Lab 02, Solution of Exercise 2

We will show this by structural induction on the expression trees. Suppose we have $r_i \subseteq r_i'$ for some fixed $i$. Note that when writing $E(r_1, ..., r_i, ... , r_n) \subseteq E(r_1, ..., r_i', ... , r_n)$, we mean the subset on relations represented by the expressions.

Base case

The expression $E$ is just a leaf, i.e. $E(r_1,..., r_i, ..., r_n) = r_j$ for some $j$. Then either $i = j$ and $E(r_1,..., r_i, ..., r_n) \subseteq E(r_1,..., r_i', ..., r_n)$ follows directly from $r_i \subseteq r_i'$. Otherwise, $i \ne j$, but in this case $r_j \subseteq r_j$, since $r_j = r_j$, so the result follows.

Inductive case

Now suppose monotonicity holds for two expressions $E_1$ and $E_2$. Hence, denoting the relations represented by these expressions by $s_1$ and $s_2$ respectively, $s_1 \subseteq s_1'$ and $s_2 \subseteq s_2'$, where the primed version come from replacing $r_i$ by $r_i'$ in $E_1$ and $E_2$.
Let $E = E_1 \circ E_2$. By

\begin{equation*}
\begin{array}{l}
(x, y) \in  s_1 \circ s_2  \leftrightarrow \exists w. (x, w) \in s_1 \wedge (w, y) \in s_2\\
\rightarrow \exists w. (x, w) \in s_1' \wedge (w, y) \in s_2 \\
\leftrightarrow (x, y) \in s_1' \circ s_2  
\end{array}
\end{equation*}

sequential composition preserves monotonicity and so $E(r_1,..., r_i, ..., r_n) \subseteq E(r_1,..., r_i', ..., r_n)$.

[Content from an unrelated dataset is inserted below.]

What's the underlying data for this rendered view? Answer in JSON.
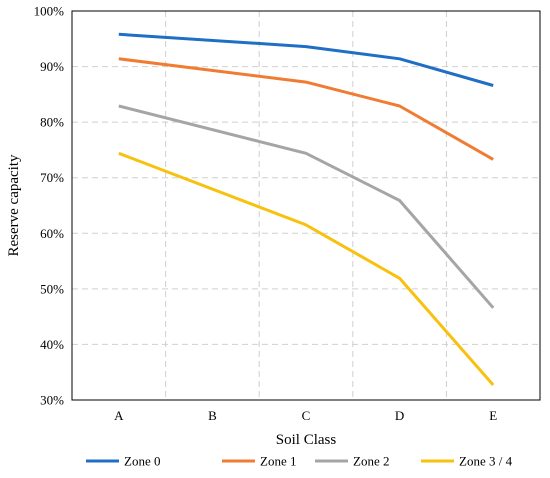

Now let $E = E_1 \cup E_2$. Since

\begin{equation*}
\begin{array}{1}
(x, y) \in  s_1 \cup s_2  \leftrightarrow (x, y) \in s_1 \wedge (x, y) \in s_2\\
\rightarrow (x, y) \in s_1' \wedge (x, y) \in s_2\\
\leftrightarrow (x, y) \in s_1' \cup s_2
\end{array}
\end{equation*}

union preserves monotonicity and so $E(r_1,..., r_i, ..., r_n) \subseteq E(r_1,..., r_i', ..., r_n)$.